Copies of Ambassador Jawad’s book, “First Flamenco in Samangan,” are available in English, Pashto and Farsi.

While in Germany, Jawad studied law, then migrated to New York City, where he worked in a law firm. In 1989, he went west to San Francisco, received an MBA from Golden Gate University and worked in business, before returning home to Afghanistan to serve as press secretary, and subsequently, chief of staff to the country’s first democratically elected president, Hamid Karzai.

In 2003, he arrived in Washington as Karzai’s newly appointed ambassador to the United States. Through it all, by writing both poetry and political pieces, he sustained a foothold in Afghanistan’s national debate. 

While the ambassador’s path, in some ways, is similar to other Afghan diaspora, his own story veers sharply into an academic direction, influenced by his late father, Professor Mir Hussain Shah, to whom he dedicates this book.
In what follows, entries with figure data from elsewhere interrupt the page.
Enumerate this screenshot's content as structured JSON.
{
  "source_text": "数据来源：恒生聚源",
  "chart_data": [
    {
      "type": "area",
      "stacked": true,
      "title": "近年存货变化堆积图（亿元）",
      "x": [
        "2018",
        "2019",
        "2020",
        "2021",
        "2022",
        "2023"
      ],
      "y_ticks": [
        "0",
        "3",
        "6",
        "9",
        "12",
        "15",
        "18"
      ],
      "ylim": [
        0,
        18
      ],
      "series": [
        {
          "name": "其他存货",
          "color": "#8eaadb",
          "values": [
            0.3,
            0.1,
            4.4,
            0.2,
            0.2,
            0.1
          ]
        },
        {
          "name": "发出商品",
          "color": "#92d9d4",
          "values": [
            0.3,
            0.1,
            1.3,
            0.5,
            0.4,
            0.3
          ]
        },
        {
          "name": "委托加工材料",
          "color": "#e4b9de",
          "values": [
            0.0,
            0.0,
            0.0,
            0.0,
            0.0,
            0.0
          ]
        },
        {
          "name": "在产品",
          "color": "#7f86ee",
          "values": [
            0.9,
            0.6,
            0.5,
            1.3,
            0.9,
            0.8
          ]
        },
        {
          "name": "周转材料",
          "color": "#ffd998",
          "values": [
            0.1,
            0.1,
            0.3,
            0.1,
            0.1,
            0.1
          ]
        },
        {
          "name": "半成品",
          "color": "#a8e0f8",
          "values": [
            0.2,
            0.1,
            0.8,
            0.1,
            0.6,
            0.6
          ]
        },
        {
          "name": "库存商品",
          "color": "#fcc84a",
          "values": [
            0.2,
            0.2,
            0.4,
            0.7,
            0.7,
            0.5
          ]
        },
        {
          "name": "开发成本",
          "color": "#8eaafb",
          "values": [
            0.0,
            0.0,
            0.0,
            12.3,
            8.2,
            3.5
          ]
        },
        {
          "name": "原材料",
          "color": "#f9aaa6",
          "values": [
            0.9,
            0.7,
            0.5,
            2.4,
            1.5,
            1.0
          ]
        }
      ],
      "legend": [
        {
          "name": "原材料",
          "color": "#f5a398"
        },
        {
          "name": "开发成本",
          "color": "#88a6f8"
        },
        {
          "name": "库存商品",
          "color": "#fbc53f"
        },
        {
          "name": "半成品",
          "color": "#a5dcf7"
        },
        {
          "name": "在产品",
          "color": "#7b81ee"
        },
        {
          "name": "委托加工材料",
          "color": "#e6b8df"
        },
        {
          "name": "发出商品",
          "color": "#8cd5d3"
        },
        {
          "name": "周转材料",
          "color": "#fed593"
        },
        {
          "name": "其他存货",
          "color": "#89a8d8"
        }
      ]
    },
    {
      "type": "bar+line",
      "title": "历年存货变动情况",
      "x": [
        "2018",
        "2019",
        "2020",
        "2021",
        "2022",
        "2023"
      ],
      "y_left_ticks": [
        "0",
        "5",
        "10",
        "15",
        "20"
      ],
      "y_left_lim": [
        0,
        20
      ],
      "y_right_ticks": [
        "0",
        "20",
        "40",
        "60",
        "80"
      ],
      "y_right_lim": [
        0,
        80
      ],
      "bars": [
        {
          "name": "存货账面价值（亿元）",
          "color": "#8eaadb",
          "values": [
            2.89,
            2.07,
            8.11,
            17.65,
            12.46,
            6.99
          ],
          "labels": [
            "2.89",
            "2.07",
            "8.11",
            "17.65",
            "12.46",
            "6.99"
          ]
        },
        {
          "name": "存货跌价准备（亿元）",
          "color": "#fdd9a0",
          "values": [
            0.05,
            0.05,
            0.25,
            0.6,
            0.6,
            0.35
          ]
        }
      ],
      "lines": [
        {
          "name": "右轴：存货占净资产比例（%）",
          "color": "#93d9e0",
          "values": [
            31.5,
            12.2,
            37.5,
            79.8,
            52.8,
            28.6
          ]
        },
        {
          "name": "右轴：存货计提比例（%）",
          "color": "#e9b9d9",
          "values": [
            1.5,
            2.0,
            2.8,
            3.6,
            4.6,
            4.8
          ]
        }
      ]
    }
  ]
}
Jawad quietly and deeply revered Shah, a dean at the Faculty of Letters and Literature at Kabul University, and well-known scholar of Afghan literature, who shaped so much of his thinking, before his death in May at 95.

An intuitive communicator and talented linguist, Jawad transports readers to parts of Afghanistan, like the ancient town of Samangan, that have been closed off to foreigners and backpackers for years, cleverly weaving in their cultural charm.

Jawad describes how he would take books to be bound at a small wooden shop, in part so he could listen for hours to the owner, the famous mystic poet, Sufi Ashqari. The ambassador successfully ties these personal stories with a retrospective look at Flamenco dance, which he discovered as a teenager at the French Lycée where the beautiful teachers smoked cigarettes from iconic boxes covered in Maurice Giot’s art deco gypsy dancer, called “Gitane.” 

But this story is not all about the ambassador’s formative years. After a look around cosmopolitan Kabul, Jawad shifts gears to a deep, comparative review of work from the ill-fated Spanish poet Federico García Lorca before going on to share his own original poetry. 

His book is a bold compilation on a variety of subjects, from bullfighting to poetry, which would seem like peculiar pairings if it were not for the worldliness of the author himself. But Jawad captures the personification of a culturally rich Afghanistan just at the moment when the world stands by to see if the country can negotiate its own peace. 

In the meantime, the ambassador offers the best of what the world needs right now: patience, reflection and a deep reverence for simple beauty.

International affairs specialist Adrienne Ross was the communications and congressional advisor to Ambassador Said Tayeb Jawad at the Embassy of Afghanistan in Washington from 2009 to 2010.